Like many others that remained before her, Ilia Volyova would cross that bridge when she came to it.
In the meantime, as she delved deep into Nagorny’s head for what was hers, she began to give the first thought to who was going to replace him.
Certainly no one now aboard the
ship.
But perhaps around Yellowstone she would find a new recruit.
“Case, are we getting warm?”
The voice came back, blurred and trembly through the mass of the building above her. “So warm we’re incandescent, dear girl. Just hold on and make sure you don’t waste those toxin darts.”
“Yes, about those, Case, I—”
Khouri dived aside as three New Komuso trooped past, their heads enveloped in basketlike wicker helmets. Shakuhachi—bamboo flutes—cut the air ahead of them like majorettes’ staffs, dispersing a gang of capuchin monkeys into the shadows. “I mean,” she continued, “what if we take out a collateral?”
“It can’t happen,” Ng said. “The toxin’s keyed directly to Taraschi’s biochemistry. Hit anyone else on the planet and what they’ll have to show for it is a nasty puncture wound.”
“Even if I hit Taraschi’s clone?”
“You think you might?”
“Just a question.” It struck her that Case was unusually jumpy.

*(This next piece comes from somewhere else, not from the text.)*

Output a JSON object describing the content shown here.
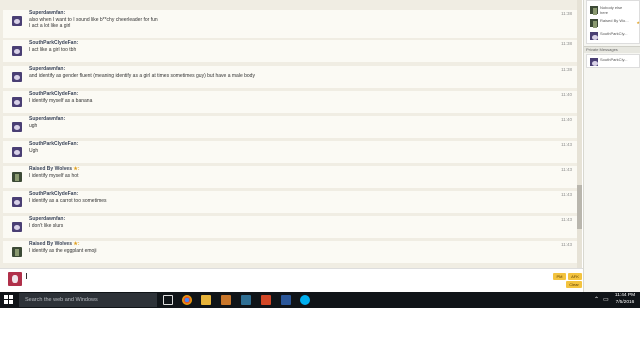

“Anyway, if Taraschi had a clone, and we killed him by mistake, that would be Taraschi’s problem, not ours. It’s all in the fine print. You should read it sometime.”
“When I’m gripped by existential boredom,” Khouri said, “I might try it.”
She stiffened, then, because all of a sudden it was different. Ng was silent, and in place of his voice was a clear pulsing tone. It was soft and evil, like the echolocation pulse of a predator. She had heard that tone a dozen times in the last six months, each time signifying her proximity to the target. It meant that Taraschi was no more than five hundred metres away. That fact, coupled with the onset of the pulse, strongly suggested that he was within the Monument itself.
The moves of the game were now public property. Taraschi would know it, for an identical device—implanted in a secure Canopy clinic—was generating similar pulses in his own head. Across Chasm City, the various media networks which concentrated on Shadowplay would even now be sending their field teams across town to the location of the kill. A lucky few would already be in the vicinity.